Rather than addressing the politicians she needs to win over in the House of Commons as normal circumstances would dictate, she instead spoke at the London offices of accountancy firm PwC, ironically stood in front of a sign reading ‘Seeking common ground in Parliament’.
While staying away from Parliament meant she was spared the usual criticism, jibes and scoffing that have accompanied her remarks on Brexit from opposition MPs and many in her own party in the months since the Withdrawal Agreement proposals were agreed with the EU, she could not escape the damning verdicts on social media from those in the Commons who will soon determine the fate of her policy for a fourth time.
Mrs May’s belated attempt to reach a cross-party consensus includes a new offer of a Parliamentary vote on a second referendum should her deal pass, as well as giving MPs the power to decide whether the UK should stay in the customs union. But the nature of Brexit means such an offer has alienated as many, if not more, MPs than it entices. Conservative MP Simon Clarke was just one of those who backed Mrs May’s Withdrawal Agreement at the last Meaningful Vote who have now said they will not do so again.

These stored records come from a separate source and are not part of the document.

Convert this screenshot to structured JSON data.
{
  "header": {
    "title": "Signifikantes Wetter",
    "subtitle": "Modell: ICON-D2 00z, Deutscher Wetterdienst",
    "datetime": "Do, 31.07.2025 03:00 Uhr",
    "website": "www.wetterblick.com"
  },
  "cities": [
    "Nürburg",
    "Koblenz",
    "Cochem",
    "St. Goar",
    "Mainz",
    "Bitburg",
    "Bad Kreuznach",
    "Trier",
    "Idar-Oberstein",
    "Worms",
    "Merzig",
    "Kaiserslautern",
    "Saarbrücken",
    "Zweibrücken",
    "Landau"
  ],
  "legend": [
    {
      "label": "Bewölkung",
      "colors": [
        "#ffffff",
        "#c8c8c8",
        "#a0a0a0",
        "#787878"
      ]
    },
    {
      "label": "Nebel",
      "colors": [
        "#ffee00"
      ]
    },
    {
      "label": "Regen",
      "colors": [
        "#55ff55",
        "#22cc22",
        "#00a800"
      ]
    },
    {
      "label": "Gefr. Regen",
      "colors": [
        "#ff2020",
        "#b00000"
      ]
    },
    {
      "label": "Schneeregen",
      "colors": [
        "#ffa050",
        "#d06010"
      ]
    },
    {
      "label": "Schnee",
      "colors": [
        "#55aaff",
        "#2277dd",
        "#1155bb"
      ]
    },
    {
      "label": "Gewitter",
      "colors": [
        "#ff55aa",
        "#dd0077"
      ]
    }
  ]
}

Meanwhile, Labour MP Peter Kyle rightly pointed out that given her already-announced departure plans, Mrs May was making promises on behalf of the next Prime Minister - “likely to be someone who has repeatedly voted against the very things she’s announcing” and thereby making her commitments ring hollow.
Mrs May’s attempt to find common ground in Parliament to deliver her Brexit deal she believes is best is built on extremely shaky foundations.